ResetEncodings(0,0.5) # Resetea los encodings, poniendo el 0 al 50%

##########################################


#######################################################
# FIGURAS BOKEH
#######################################################

##########################################
# Caja de coloreado
##########################################


var_color = CheckboxGroup(
    labels=["usar mapa de color:"], active=[])
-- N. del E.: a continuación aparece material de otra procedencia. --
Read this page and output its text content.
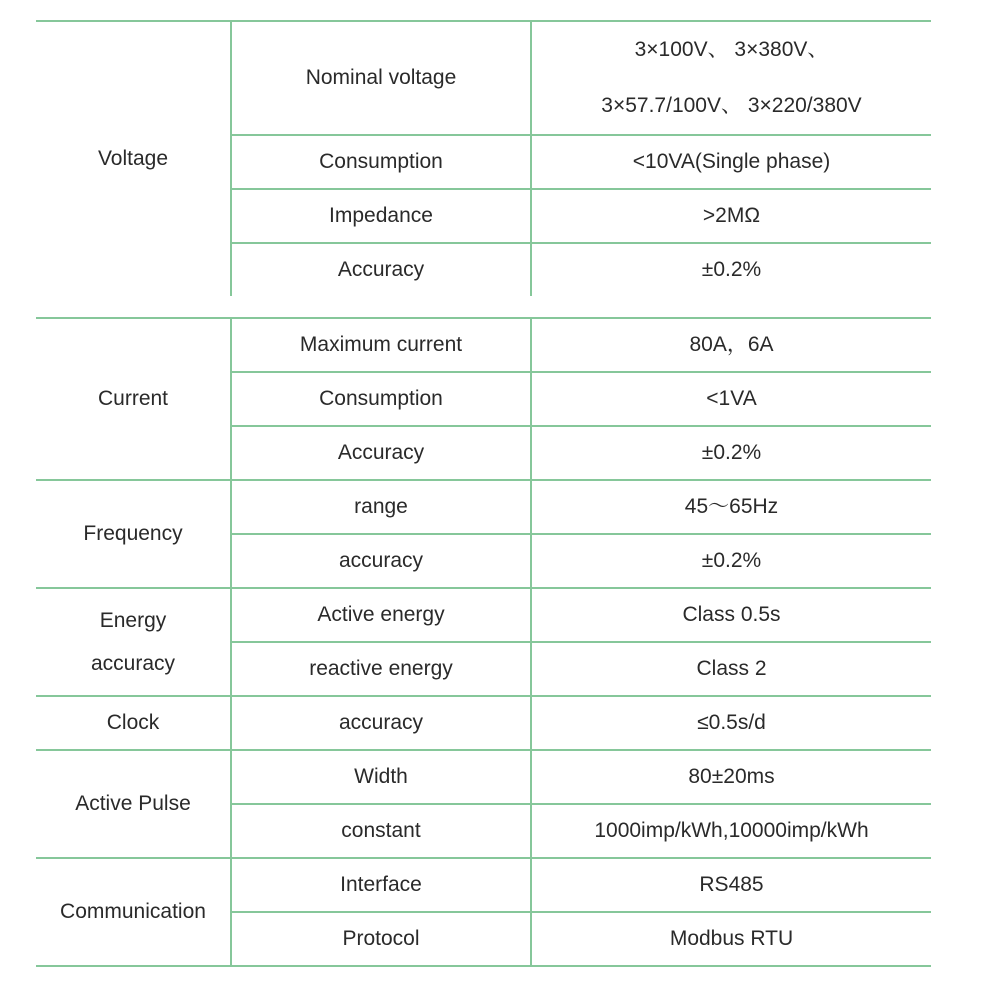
Voltage	Nominal voltage	3×100V、 3×380V、
3×57.7/100V、 3×220/380V

	Consumption	<10VA(Single phase)
	Impedance	>2MΩ
	Accuracy	±0.2%
Current	Maximum current	80A，6A
	Consumption	<1VA
	Accuracy	±0.2%
Frequency	range	45～65Hz
	accuracy	±0.2%

Energy
accuracy	Active energy	Class 0.5s
	reactive energy	Class 2
Clock	accuracy	≤0.5s/d
Active Pulse	Width	80±20ms
	constant	1000imp/kWh,10000imp/kWh
Communication	Interface	RS485
	Protocol	Modbus RTU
def update_coloring(attrname, old, new):
    global plot
    from matplotlib import cm

    if(len(new) == 0):
        variable = colorbyColumn
        plot.legend.visible=True 
        bar.visible = False
    else:
        variable = select_coloreado.value
        plot.legend.visible=False 
        bar.visible = True

    
    colores, TheColorMapper = getColorMap(df,variable)
    bar.color_mapper = TheColorMapper
              
    # ticker = FixedTicker(ticks=[TheColorMapper.low, TheColorMapper.high])
    # formatter = CustomJSTickFormatter(code="""
    #     var data = { %d: '%s',  %d: '%s' }
    #     return data[tick]
    # """ %(TheColorMapper.low, str(TheColorMapper.low), TheColorMapper.high, str(TheColorMapper.high)) )
    # bar.formatter = formatter
    # bar.ticker = ticker


    source.data['color'] = colores
    return

var_color.on_change('active', update_coloring)
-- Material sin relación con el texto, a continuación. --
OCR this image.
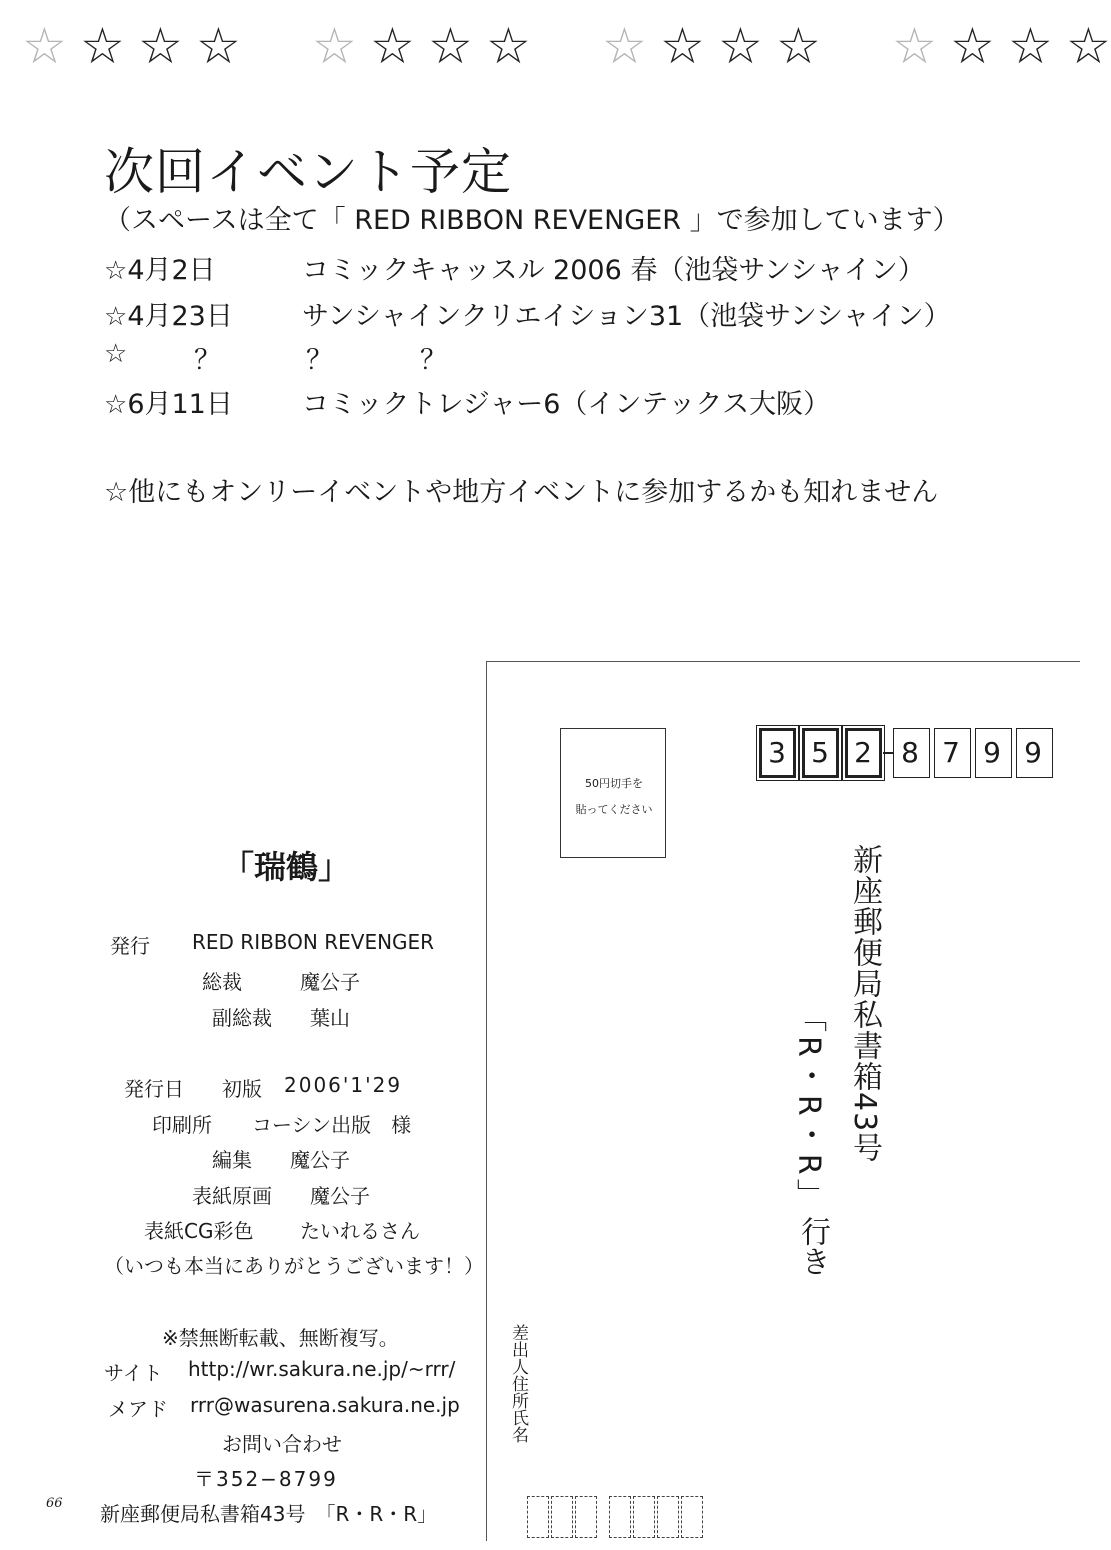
☆ ☆ ☆ ☆ ☆ ☆ ☆ ☆ ☆ ☆ ☆ ☆ ☆ ☆ ☆ ☆
次回イベント予定
（スペースは全て「 RED RIBBON REVENGER 」で参加しています）
☆4月2日	コミックキャッスル 2006 春（池袋サンシャイン）
☆4月23日	サンシャインクリエイション31（池袋サンシャイン）
☆ ？	？	？
☆6月11日	コミックトレジャー6（インテックス大阪）
☆他にもオンリーイベントや地方イベントに参加するかも知れません
50円切手を
貼ってください
3 5 2	8 7 9 9
新座郵便局私書箱43号
「R・R・R」
行き
差出人住所氏名
「瑞鶴」
発行 RED RIBBON REVENGER
総裁	魔公子
副総裁 葉山
発行日 初版 2006'1'29
印刷所 コーシン出版　様
編集 魔公子
表紙原画 魔公子
表紙CG彩色 たいれるさん
（いつも本当にありがとうございます！）
※禁無断転載、無断複写。
サイト http://wr.sakura.ne.jp/~rrr/
メアド rrr@wasurena.sakura.ne.jp
お問い合わせ
〒352−8799
新座郵便局私書箱43号　「R・R・R」
66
##########################################
# Caja para el parámetro de coloreado
##########################################

def update_color_var(attrname, old, new):
    var_color.active = [0]
    update_coloring(None, None, [0])
    

select_coloreado = Select(value=vbleEncodingHor, options=resto_variables, title="color:", width=180)
select_coloreado.on_change('value', update_color_var)


##########################################
# Actualiza el contenido del tooltip
# para el hover
#########################################
def actualiza_hover():
    str = '<style>.bk-tooltip>div:not(:first-child){display:none;}</style><b>%s: </b> @{%s} <br>'%(hoverTitle,hoverTitle)
    #lista_hover = lista_variables_encodings[1:] + \
    #    [resto_variables[0]] + resto_variables[2:11] + [resto_variables[-1]]
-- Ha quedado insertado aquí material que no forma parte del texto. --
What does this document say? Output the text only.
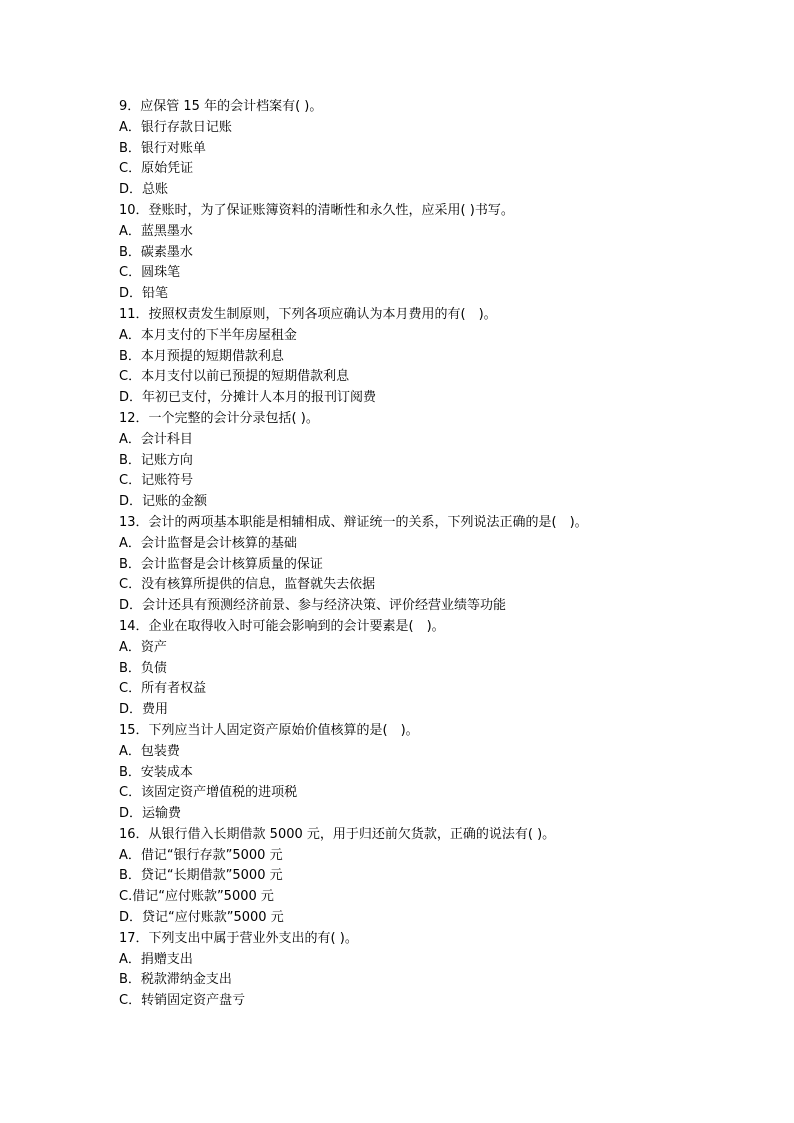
9．应保管 15 年的会计档案有( )。
A．银行存款日记账
B．银行对账单
C．原始凭证
D．总账
10．登账时，为了保证账簿资料的清晰性和永久性，应采用( )书写。
A．蓝黑墨水
B．碳素墨水
C．圆珠笔
D．铅笔
11．按照权责发生制原则，下列各项应确认为本月费用的有(　)。
A．本月支付的下半年房屋租金
B．本月预提的短期借款利息
C．本月支付以前已预提的短期借款利息
D．年初已支付，分摊计人本月的报刊订阅费
12．一个完整的会计分录包括( )。
A．会计科目
B．记账方向
C．记账符号
D．记账的金额
13．会计的两项基本职能是相辅相成、辩证统一的关系，下列说法正确的是(　)。
A．会计监督是会计核算的基础
B．会计监督是会计核算质量的保证
C．没有核算所提供的信息，监督就失去依据
D．会计还具有预测经济前景、参与经济决策、评价经营业绩等功能
14．企业在取得收入时可能会影响到的会计要素是(　)。
A．资产
B．负债
C．所有者权益
D．费用
15．下列应当计人固定资产原始价值核算的是(　)。
A．包装费
B．安装成本
C．该固定资产增值税的进项税
D．运输费
16．从银行借入长期借款 5000 元，用于归还前欠货款，正确的说法有( )。
A．借记“银行存款”5000 元
B．贷记“长期借款”5000 元
C.借记“应付账款”5000 元
D．贷记“应付账款”5000 元
17．下列支出中属于营业外支出的有( )。
A．捐赠支出
B．税款滞纳金支出
C．转销固定资产盘亏
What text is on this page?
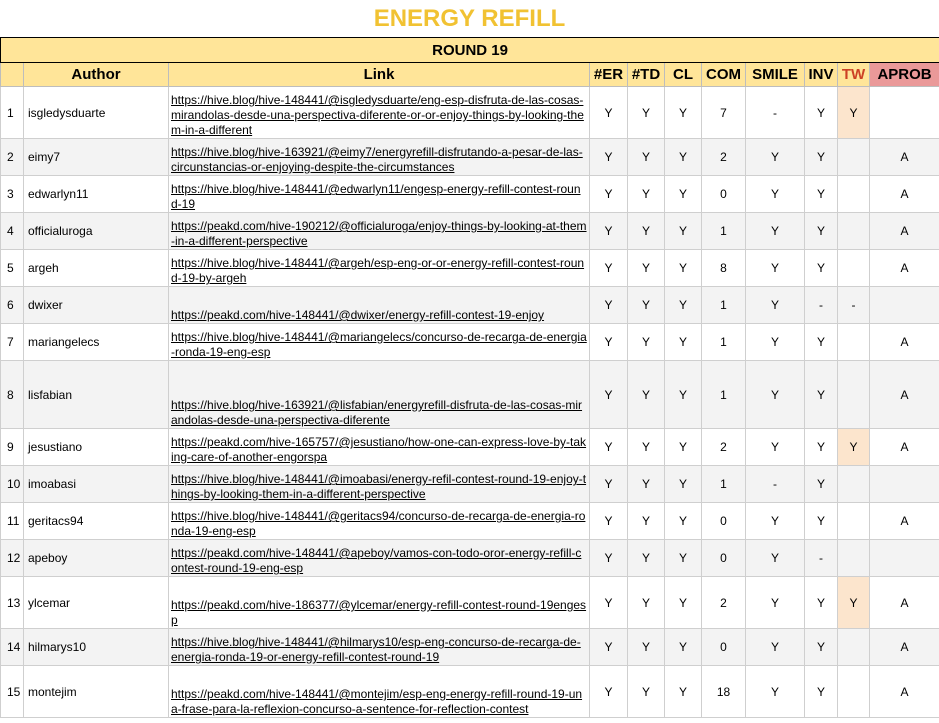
ENERGY REFILL
ROUND 19										
	Author	Link	#ER	#TD	CL	COM	SMILE	INV	TW	APROB
1	isgledysduarte	https://hive.blog/hive-148441/@isgledysduarte/eng-esp-disfruta-de-las-cosas-mirandolas-desde-una-perspectiva-diferente-or-or-enjoy-things-by-looking-them-in-a-different	Y	Y	Y	7	-	Y	Y	
2	eimy7	https://hive.blog/hive-163921/@eimy7/energyrefill-disfrutando-a-pesar-de-las-circunstancias-or-enjoying-despite-the-circumstances	Y	Y	Y	2	Y	Y		A
3	edwarlyn11	https://hive.blog/hive-148441/@edwarlyn11/engesp-energy-refill-contest-round-19	Y	Y	Y	0	Y	Y		A
4	officialuroga	https://peakd.com/hive-190212/@officialuroga/enjoy-things-by-looking-at-them-in-a-different-perspective	Y	Y	Y	1	Y	Y		A
5	argeh	https://hive.blog/hive-148441/@argeh/esp-eng-or-or-energy-refill-contest-round-19-by-argeh	Y	Y	Y	8	Y	Y		A
6	dwixer	https://peakd.com/hive-148441/@dwixer/energy-refill-contest-19-enjoy	Y	Y	Y	1	Y	-	-	
7	mariangelecs	https://hive.blog/hive-148441/@mariangelecs/concurso-de-recarga-de-energia-ronda-19-eng-esp	Y	Y	Y	1	Y	Y		A
8	lisfabian	https://hive.blog/hive-163921/@lisfabian/energyrefill-disfruta-de-las-cosas-mirandolas-desde-una-perspectiva-diferente	Y	Y	Y	1	Y	Y		A
9	jesustiano	https://peakd.com/hive-165757/@jesustiano/how-one-can-express-love-by-taking-care-of-another-engorspa	Y	Y	Y	2	Y	Y	Y	A
10	imoabasi	https://hive.blog/hive-148441/@imoabasi/energy-refil-contest-round-19-enjoy-things-by-looking-them-in-a-different-perspective	Y	Y	Y	1	-	Y		
11	geritacs94	https://hive.blog/hive-148441/@geritacs94/concurso-de-recarga-de-energia-ronda-19-eng-esp	Y	Y	Y	0	Y	Y		A
12	apeboy	https://peakd.com/hive-148441/@apeboy/vamos-con-todo-oror-energy-refill-contest-round-19-eng-esp	Y	Y	Y	0	Y	-		
13	ylcemar	https://peakd.com/hive-186377/@ylcemar/energy-refill-contest-round-19engesp	Y	Y	Y	2	Y	Y	Y	A
14	hilmarys10	https://hive.blog/hive-148441/@hilmarys10/esp-eng-concurso-de-recarga-de-energia-ronda-19-or-energy-refill-contest-round-19	Y	Y	Y	0	Y	Y		A
15	montejim	https://peakd.com/hive-148441/@montejim/esp-eng-energy-refill-round-19-una-frase-para-la-reflexion-concurso-a-sentence-for-reflection-contest	Y	Y	Y	18	Y	Y		A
    listaHoverAux = listaHover.copy()
    if (vbleEncodingHor not in listaHoverAux):
        listaHoverAux.append(vbleEncodingHor)
    if (vbleEncodingVer not in listaHoverAux):
        listaHoverAux.append(vbleEncodingVer)
    for i in listaHoverAux:
        str = str + '<b>{}:</b> @{}<br>'.format(i, i)
    custom_hover.tooltips = str


###########################################
# FIGURA PRINCIPAL: PLOT DE LAS MUESTRAS
###########################################

if(__version__ >= '3.1.0'):
    plot = figure(name='mainplot', height=800, width=1000, title=figTitle,
              tools="crosshair,pan,reset,save,wheel_zoom,box_select,lasso_select",
              toolbar_location="above",
              output_backend='webgl',match_aspect=True)
else:
    plot = figure(name='mainplot', plot_height=800, plot_width=1000, title=figTitle,
              tools="crosshair,pan,reset,save,wheel_zoom,box_select,lasso_select",
              toolbar_location="above",
              output_backend='webgl',match_aspect=True)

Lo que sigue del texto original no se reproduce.